Cattle raiser can be divided. Many western ranches do not produce ready-for-market beef. They run cows and a few bulls. What they sell are weaned calves, or not-finished steers. The calves are bought by feed lots and fattened up.

If you are a person who buys calves from western ranchers, you might like getting a good deal on calves, but if you are an eastern rancher who sells calves for fattening, then you are going to feel that the western ranchers get favors.

Back and forth, back and forth the debate continues.

Now about horses and burros on public lands.

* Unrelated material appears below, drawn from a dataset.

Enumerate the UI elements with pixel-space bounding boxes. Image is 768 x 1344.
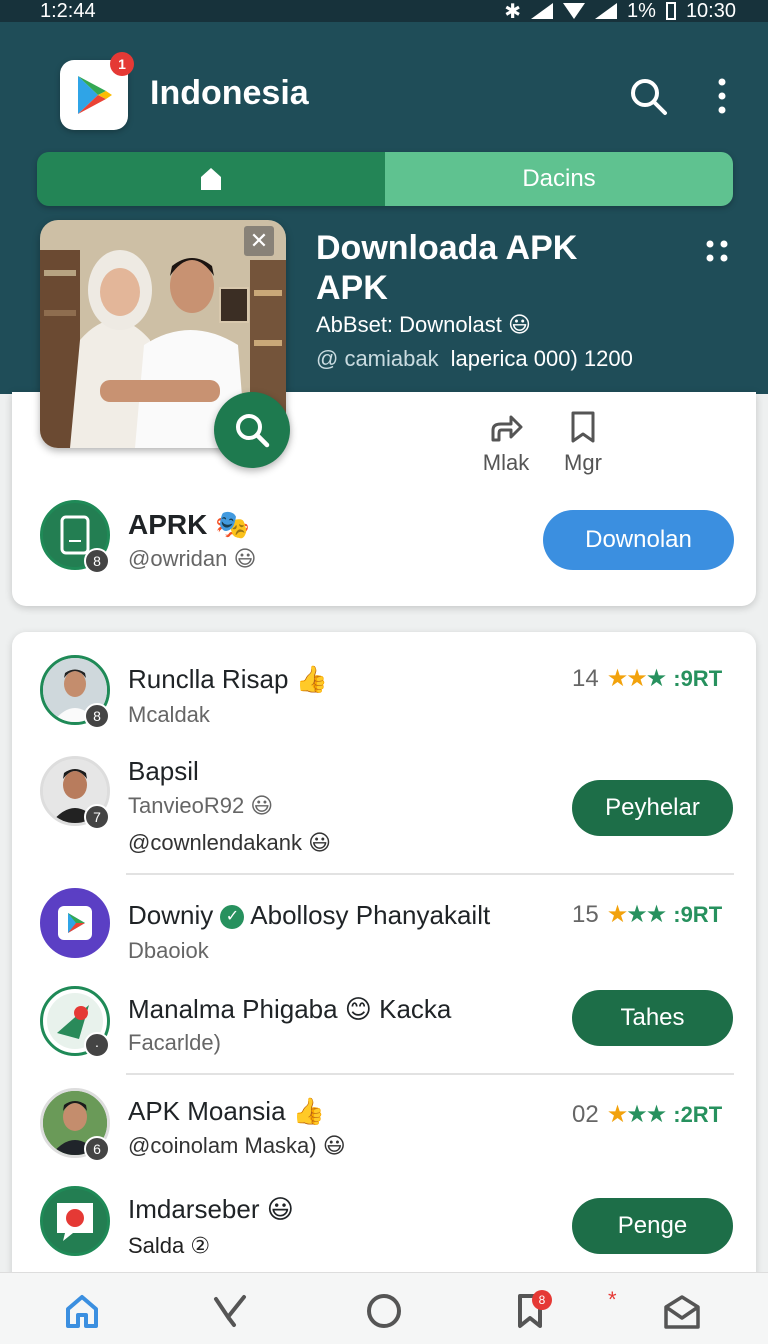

Don't waste my time trying to tell me that they graze harder than cattle.

If the equines are in Public Park lands, where no cattle are allowed, then the equines are destroying natural habitat.

But if the horses are on land, where after they are shot, the only change is that now more cattle can be grazed there, then why shoot the horses?

So that a business man can make more money running more cattle on public land, at a lease price of less than what a hiking club would pay to lease the land?

Wild Horses 1

I found myself not in complete agreement with terrierman on the subject of feral horses and burros on government lands.

http://www.terriermandotcom.blogspot.com/
Sat. Nov 21, 2009 - "Sheryl Crow is an Idiot"

Not that I am going to comment on Sheryl - she can speak for herself - but I do want to speak about animals on public lands.

I love natural lands, but life just isn't that simple, and neither is the "multiple use policy" of the BLM (Bureau of Land Management). BLM lands aren't meant to just be for animals, trees, miners, or recreation - it is meant to have multiple uses.

I am NOT an authority, but here it is, as I understand it to be, with my opinion added.

Multiple use means the land does get used a lot - it isn't treated the same way that National PARKS are. Traditionally public lands have been logged, mined, and had cattle grazing on them.
Today, the old policies die hard, but other people than the usual users of land are interested in it. People like to hike, hunt, fish, and play on public land, and some of those people don't want the trees cut down, the land tore up, and they don't want it turned into a feed lot.

That is part of what multiple use is. That is what land management is about. Ranchers are allowed to graze cattle, but not so many that the land becomes a feed lot.

Rules vary from state to state and depend on which agency controls that piece of land. There is federal land, state land, and various agencies control different hunks of land.

Hikers have said that they are legally permitted to hike a piece of land but have been kept off it by the person who only leases the right to run cattle on the land - not the land itself. And that those ranchers run many more cattle than what they are allowed and what they pay to graze there.

Ranchers have said they pay the full amount, never run extra cattle, and the hikers are a problem because they leave gates open.

I'm sure that there are bad ranchers and bad hikers, as well as good ranchers and good hikers.

Back to policy. There have been people who have wanted to pay more than what the ranchers pay to run cattle on public land, just to let the land lay fallow.

In other words, a hiking group might say that for every $100 a rancher will pay to be permitted to run cattle on that piece of pulic land, we will pay $101 to lease it, but we won't run any cattle, we will just let the land recover.

It sounds like a good deal - but not to the rancher. The ranchers have said that being out of business for a year would be too hard on them.

People wanting the land to revert to it's natural state view the rancher as selfishly standing in the way of a whole group of people who would have been able to enjoy the land for generations to come.

From the rancher's point of view: he provides meat for the whole country, and a small group of hikers are selfishly standing in front of Americans and their food supply.